Setelah ibunya meninggal, Raden Walangsungsang pergi meninggalkan keraton, disusul kemudian oleh Nyai Lara Santang. Keduanya tinggal di rumah pendeta Budha, Ki Gedeng Danuwarsih yang memiliki seorang puteri cantik bernama Nyai Indang Geulis. Raden Walangsungsang kemudian menikahi puteri pendeta ini dan setelah itu mereka pergi berguru agama Islam kepada Syekh Datuk Kahfi. Raden Walangsungsang diberi nama baru yaitu Ki Samadullah, dan kelak sepulang dari tanah suci diganti nama menjadi Haji Abdullah Iman.  Setelah tamat belajar di pesantren Syekh Datuk Kahfi, Raden Walangsungsang dianjurkan oleh gurunya untuk membuka daerah baru yang diberi nama Tegal Alang-alang atau Kebon Pesisir, di mana tinggal paman Nyai Indang Geulis.
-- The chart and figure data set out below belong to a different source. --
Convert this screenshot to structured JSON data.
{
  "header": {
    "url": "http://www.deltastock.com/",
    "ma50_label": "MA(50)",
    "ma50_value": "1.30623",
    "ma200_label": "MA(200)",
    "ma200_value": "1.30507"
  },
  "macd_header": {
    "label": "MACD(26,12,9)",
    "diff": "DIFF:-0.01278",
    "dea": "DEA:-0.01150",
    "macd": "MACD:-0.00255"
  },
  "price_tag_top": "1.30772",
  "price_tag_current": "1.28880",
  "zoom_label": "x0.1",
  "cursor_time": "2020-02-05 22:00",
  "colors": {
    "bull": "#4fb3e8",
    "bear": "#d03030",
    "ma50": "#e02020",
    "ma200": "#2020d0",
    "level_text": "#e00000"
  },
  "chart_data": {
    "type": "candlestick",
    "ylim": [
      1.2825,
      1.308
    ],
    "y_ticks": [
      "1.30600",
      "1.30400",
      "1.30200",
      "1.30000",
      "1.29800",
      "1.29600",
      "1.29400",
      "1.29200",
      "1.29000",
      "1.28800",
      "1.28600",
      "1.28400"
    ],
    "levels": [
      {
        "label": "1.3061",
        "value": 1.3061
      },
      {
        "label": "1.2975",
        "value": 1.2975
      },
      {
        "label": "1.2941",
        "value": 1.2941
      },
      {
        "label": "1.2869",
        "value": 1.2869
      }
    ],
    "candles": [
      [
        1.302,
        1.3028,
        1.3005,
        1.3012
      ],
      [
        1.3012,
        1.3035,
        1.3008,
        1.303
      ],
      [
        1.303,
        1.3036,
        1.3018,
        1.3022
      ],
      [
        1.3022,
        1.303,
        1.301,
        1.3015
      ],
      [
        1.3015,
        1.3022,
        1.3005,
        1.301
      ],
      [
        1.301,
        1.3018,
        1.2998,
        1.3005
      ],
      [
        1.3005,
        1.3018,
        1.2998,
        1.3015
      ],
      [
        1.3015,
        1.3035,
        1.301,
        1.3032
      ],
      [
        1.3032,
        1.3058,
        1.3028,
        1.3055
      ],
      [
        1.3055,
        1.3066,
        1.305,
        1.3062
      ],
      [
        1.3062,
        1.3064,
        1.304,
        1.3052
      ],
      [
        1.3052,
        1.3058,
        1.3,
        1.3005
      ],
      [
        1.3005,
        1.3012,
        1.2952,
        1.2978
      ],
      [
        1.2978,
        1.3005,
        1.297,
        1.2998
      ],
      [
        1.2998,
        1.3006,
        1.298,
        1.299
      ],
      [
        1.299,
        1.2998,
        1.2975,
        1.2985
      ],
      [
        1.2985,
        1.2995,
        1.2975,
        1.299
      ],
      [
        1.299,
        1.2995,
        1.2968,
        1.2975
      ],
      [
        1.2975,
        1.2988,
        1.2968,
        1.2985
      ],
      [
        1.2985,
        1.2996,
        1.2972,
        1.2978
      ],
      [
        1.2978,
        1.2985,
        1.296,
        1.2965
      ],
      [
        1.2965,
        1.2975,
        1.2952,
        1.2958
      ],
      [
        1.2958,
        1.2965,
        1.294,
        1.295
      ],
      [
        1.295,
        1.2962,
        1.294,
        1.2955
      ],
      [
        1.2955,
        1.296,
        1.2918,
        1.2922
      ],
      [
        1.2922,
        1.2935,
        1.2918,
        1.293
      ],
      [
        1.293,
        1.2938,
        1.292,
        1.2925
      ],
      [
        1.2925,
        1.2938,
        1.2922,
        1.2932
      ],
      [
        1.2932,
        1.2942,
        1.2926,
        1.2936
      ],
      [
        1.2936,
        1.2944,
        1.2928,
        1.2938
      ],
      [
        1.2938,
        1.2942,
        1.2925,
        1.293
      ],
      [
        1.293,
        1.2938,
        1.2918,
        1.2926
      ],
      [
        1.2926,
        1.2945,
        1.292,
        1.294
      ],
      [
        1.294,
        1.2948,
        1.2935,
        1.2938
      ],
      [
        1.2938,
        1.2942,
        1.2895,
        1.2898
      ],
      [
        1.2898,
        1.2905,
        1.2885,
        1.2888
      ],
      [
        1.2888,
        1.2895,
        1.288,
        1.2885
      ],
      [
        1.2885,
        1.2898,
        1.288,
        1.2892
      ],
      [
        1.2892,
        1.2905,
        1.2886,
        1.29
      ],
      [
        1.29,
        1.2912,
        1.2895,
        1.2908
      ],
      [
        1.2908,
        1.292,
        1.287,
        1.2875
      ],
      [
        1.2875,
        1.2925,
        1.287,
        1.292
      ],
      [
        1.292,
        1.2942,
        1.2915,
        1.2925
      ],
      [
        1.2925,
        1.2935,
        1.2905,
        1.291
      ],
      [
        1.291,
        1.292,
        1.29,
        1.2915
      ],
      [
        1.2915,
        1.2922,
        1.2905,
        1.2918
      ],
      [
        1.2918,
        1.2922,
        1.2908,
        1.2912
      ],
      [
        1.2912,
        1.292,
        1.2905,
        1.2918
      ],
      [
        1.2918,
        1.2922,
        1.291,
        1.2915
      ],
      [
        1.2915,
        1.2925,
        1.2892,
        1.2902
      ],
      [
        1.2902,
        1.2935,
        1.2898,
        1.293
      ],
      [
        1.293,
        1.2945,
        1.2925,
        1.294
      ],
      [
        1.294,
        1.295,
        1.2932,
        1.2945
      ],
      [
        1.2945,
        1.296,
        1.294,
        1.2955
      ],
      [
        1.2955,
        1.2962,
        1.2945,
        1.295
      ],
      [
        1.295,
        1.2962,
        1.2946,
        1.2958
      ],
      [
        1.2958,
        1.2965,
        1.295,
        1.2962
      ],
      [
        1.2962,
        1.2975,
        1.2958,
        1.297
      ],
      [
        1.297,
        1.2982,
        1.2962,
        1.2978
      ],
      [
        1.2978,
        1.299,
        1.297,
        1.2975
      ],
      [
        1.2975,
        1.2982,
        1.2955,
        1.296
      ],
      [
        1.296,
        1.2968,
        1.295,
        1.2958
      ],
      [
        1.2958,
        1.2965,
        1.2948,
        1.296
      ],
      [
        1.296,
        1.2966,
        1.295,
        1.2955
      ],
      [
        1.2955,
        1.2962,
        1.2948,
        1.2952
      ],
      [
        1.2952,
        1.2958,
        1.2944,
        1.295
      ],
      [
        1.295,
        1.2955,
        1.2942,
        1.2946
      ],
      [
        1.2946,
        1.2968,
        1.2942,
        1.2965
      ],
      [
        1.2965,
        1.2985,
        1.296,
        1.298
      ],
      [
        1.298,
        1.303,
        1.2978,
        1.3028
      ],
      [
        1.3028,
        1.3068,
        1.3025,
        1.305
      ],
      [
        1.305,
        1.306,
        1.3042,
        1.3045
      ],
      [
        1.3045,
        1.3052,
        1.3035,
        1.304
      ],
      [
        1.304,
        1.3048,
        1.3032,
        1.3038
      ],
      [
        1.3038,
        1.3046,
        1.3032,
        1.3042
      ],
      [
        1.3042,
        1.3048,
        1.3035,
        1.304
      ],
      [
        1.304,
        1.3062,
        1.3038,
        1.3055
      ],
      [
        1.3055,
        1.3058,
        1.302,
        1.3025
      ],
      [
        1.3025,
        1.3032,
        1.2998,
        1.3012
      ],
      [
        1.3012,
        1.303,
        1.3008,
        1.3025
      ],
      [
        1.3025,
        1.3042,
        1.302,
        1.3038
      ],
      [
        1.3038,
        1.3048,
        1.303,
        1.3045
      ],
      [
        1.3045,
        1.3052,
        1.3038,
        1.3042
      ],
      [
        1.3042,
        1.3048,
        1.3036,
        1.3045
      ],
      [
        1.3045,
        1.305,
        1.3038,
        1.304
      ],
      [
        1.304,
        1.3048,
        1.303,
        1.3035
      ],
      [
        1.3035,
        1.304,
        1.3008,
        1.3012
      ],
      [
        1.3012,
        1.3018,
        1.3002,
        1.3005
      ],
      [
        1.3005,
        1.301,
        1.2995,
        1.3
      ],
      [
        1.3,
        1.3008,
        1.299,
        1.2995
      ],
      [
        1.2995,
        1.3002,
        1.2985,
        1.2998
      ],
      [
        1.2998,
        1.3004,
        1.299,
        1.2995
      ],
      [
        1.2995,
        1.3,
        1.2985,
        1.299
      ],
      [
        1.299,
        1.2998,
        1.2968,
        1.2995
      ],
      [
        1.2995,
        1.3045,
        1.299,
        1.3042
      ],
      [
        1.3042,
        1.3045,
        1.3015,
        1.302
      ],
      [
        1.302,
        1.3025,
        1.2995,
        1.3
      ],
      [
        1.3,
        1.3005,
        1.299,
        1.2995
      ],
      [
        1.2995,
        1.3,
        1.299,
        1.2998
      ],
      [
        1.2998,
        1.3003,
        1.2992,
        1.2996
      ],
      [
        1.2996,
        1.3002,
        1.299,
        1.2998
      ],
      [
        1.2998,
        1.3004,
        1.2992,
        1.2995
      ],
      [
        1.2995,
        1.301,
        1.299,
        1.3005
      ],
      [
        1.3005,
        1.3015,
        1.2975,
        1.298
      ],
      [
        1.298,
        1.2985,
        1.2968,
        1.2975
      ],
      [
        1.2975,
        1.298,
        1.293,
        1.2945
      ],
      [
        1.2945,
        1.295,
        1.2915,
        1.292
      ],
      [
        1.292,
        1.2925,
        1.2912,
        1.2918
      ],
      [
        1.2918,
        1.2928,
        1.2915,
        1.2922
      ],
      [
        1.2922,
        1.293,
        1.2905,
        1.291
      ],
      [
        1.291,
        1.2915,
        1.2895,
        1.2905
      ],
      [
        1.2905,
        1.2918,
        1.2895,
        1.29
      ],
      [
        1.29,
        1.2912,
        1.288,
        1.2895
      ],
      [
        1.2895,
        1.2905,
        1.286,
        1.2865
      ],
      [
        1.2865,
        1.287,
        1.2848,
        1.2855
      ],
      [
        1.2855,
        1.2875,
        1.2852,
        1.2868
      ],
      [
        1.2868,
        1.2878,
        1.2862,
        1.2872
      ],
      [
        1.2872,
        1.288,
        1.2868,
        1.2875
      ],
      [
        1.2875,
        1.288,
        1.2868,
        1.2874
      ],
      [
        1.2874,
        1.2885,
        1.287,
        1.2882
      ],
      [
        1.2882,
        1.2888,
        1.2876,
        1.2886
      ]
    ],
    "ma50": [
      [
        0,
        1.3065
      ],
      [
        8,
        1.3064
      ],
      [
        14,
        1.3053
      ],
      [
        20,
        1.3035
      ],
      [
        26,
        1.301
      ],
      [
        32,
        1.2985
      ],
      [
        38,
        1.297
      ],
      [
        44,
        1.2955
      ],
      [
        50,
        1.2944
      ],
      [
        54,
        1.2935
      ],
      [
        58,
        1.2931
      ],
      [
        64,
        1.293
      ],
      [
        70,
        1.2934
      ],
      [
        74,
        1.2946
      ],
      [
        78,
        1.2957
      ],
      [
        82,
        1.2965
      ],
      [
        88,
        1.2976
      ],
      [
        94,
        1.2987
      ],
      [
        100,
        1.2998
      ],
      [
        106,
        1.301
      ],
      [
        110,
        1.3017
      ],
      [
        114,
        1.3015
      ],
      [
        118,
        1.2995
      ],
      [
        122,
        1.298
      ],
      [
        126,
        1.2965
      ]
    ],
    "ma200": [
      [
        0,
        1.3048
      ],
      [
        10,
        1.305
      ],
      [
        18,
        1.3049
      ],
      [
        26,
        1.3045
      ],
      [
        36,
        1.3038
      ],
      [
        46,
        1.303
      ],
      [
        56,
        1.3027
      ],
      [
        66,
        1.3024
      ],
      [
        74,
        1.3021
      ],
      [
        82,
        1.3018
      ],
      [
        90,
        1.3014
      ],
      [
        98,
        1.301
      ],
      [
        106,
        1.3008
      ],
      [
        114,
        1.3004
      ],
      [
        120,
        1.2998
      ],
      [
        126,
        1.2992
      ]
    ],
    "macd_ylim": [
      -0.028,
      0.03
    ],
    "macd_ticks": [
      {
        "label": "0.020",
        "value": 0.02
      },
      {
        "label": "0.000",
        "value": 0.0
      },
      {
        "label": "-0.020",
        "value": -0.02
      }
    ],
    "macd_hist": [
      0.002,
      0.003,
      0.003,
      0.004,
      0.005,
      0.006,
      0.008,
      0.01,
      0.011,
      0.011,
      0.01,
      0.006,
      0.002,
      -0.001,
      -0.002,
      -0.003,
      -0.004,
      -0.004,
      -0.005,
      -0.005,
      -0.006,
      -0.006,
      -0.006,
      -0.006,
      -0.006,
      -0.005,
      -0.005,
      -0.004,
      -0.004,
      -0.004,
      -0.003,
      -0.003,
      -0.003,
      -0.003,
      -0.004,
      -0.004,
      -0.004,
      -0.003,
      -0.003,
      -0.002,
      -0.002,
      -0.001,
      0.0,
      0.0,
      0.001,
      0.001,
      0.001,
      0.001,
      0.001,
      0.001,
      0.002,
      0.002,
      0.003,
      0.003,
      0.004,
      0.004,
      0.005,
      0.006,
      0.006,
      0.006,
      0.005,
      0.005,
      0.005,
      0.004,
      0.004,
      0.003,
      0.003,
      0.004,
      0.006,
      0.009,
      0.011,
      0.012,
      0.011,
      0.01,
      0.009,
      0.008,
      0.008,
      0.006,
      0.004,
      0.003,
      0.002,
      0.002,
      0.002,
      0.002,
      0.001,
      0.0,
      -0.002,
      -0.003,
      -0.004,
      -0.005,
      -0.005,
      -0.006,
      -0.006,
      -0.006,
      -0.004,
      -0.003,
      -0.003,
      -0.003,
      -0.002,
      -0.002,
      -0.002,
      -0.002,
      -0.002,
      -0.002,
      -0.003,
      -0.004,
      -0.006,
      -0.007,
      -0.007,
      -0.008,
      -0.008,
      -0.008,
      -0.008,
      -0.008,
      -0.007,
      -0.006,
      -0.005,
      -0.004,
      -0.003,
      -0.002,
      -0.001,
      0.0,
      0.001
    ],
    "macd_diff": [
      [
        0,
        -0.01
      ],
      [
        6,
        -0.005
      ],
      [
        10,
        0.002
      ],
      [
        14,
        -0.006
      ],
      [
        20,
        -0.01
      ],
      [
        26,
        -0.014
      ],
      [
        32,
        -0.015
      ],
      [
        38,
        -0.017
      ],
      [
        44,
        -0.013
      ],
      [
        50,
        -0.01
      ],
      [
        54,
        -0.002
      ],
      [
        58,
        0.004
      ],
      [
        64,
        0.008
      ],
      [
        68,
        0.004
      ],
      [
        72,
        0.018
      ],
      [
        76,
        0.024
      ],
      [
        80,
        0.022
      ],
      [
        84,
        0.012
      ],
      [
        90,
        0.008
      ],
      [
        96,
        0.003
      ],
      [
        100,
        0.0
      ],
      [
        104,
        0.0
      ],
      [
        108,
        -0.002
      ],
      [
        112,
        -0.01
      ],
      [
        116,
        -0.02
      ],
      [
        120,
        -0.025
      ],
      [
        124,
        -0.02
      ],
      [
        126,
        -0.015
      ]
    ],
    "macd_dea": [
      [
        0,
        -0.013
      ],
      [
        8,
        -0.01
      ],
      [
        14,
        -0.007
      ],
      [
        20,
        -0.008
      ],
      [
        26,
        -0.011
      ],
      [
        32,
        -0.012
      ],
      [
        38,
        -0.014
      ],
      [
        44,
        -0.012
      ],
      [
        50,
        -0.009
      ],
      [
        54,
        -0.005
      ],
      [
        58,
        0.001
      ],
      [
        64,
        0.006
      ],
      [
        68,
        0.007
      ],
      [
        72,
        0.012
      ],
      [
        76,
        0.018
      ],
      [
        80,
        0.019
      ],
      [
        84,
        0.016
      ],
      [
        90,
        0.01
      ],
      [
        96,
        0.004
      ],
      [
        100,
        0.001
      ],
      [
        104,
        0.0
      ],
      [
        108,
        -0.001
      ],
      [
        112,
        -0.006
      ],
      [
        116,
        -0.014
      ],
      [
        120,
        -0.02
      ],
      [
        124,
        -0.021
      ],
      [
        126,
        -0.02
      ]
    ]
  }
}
Raden Walangsungsang alias Ki Samadullah berhasil menarik para pendatang. Daerah Tegal Alang-alang berkembang dan banyak didatangi oleh orang-orang Sunda,
Jawa, Arab, dan Cina, sehingga disebutlah daerah ini “Caruban” artinya campuran. Di tempat ini bukan hanya berbagai etnis bercampur, agama juga bercampur. Misalnya saja, Ki Gedeng Danusela yang beragama Budha sebagai “kuwu” bercampur dengan Raden Walangsungsang yang beragama Islam sebagai “pangraksabumi” yaitu pejabat yang mengurusi pertanian dan perikanan, sehingga ia digelari Ki Cakrabumi.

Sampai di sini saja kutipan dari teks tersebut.